A evolução do digital na mídia
Para este Digital News Report o seu autor, Nic Newman, recolheu no último trimestre do ano passado as opiniões de 303 responsáveis de empresas de mídia em 53 países. Sem grandes surpresas, a maioria dos entrevistados manifesta apreensão sobre o efeito da inflação e da guerra e apenas 44% se mostraram confiantes sobre as perspectivas das suas empresas para 2023.
Uma preocupação que começa a surgir é o declínio do tráfego nas edições on-line, uma quebra nas fontes de receitas e indícios de alguma saturação dos leitores, que se queixam de notícias demasiado negativas, repetitivas e pouco credíveis, procurando conteúdos mais positivos, explicativos e úteis.
Em diversas geografias existem já sinais claros de uma menor procura de notícias e de afastamento em relação ao seu consumo regular, aquilo a que o autor chama news avoidance and disconnection.

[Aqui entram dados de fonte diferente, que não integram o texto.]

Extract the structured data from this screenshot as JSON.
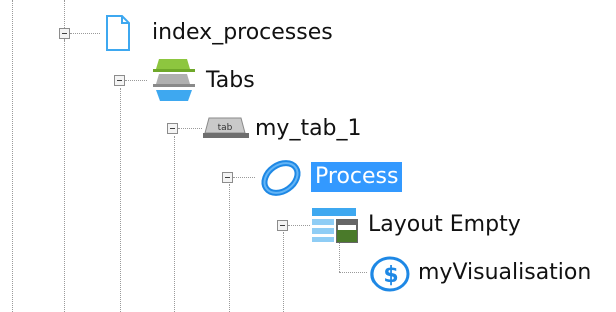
{
  "tree": {
    "nodes": [
      {
        "label": "index_processes",
        "icon": "document-icon",
        "expanded": true,
        "selected": false
      },
      {
        "label": "Tabs",
        "icon": "tabs-stack-icon",
        "expanded": true,
        "selected": false
      },
      {
        "label": "my_tab_1",
        "icon": "tab-icon",
        "icon_text": "tab",
        "expanded": true,
        "selected": false
      },
      {
        "label": "Process",
        "icon": "process-ring-icon",
        "expanded": true,
        "selected": true
      },
      {
        "label": "Layout Empty",
        "icon": "layout-icon",
        "expanded": true,
        "selected": false
      },
      {
        "label": "myVisualisation",
        "icon": "visualisation-dollar-icon",
        "expanded": false,
        "selected": false
      }
    ]
  },
  "colors": {
    "selection": "#3399ff",
    "tree_line": "#9a9a9a",
    "tabs_green": "#8dc63f",
    "tabs_gray": "#a6a6a6",
    "tabs_blue": "#3ea8f0",
    "process_blue": "#1e88e5"
  }
}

A isto acresce a quebra de audiência das redes sociais de primeira geração.
Facebook e Twitter procuram a melhor forma de reter as suas audiências enquanto se debatem com o facto de os seus utilizadores mais velhos começarem a ficar aborrecidos com os conteúdos que encontram e os mais novos a afastarem-se para novas plataformas como o Tik Tok.
Segundo Nic Newman existe um movimento, já perceptível, de utilizadores que preferem maior interação e em conteúdos que tenham um efeito positivo na sociedade, em vez dos conteúdos que manifestam protestos e expressam raiva e desacordo.
No meio de tudo isto começam a surgir novas plataformas e novas tecnologias, com destaque para a inteligência artificial (IA).
O prognóstico dos entrevistados que trabalham em organizações de mídia tecnicamente mais evoluídas é que 2023 trará uma maior disseminação de IA nas redacções, com ferramentas que vão deste a transcrição de voz, até à utilização de avatares, passando por outras que proporcionam a elaboração de textos ou de ilustrações com base em parâmetros definidos, desde o Wordcraft da Google até, noutra vertente, ao Chat.openai.com , que ganhou tanta notoriedade que esgotou temporariamente a sua capacidade a meio desta semana.
Também conhecida como chat.gpt, trata-se de uma solução de IA que tem uma componente relacional que a aproxima de um novo modelo de redes sociais. E outra novidade na área, saída das crises do twitter, é o Telegram.
Ou seja, o Facebook nasceu em 2004 e o ciclo que iniciou nessa altura está agora a sofrer grandes transformações. Um executivo da Google ouvido pela imprensa da especialidade admite que 40% dos utilizadores mais novos preferem recorrer ao Instagram ou TikTok em vez de utilizarem as ferramentas de busca e localização tradicionais quando procuram por um restaurante ou algum local que esteja mais na moda.
Para além da cada vez maior utilização destas ferramentas nas redacções, noutras áreas da indústria de mídia a IA vai também ocupar mais protagonismo, desde uma capacidade maior de fornecer conteúdos e formatos personalizados aos leitores, auxiliando a evitar uma fragmentação da atenção dos consumidores por vários canais e uma sobrecarga de consumo de informação pouco útil.
A questão que se coloca, e que Nic Newman destaca, não é saber qual a velocidade com que somos capazes de adoptar novas ferramentas digitais, mas sobretudo como poderemos transformar os conteúdos digitais para corresponder aos desejos dos leitores e utilizadores.
As organizações de mídia que ainda não abraçaram de forma global o digital vão estar em séria desvantagem.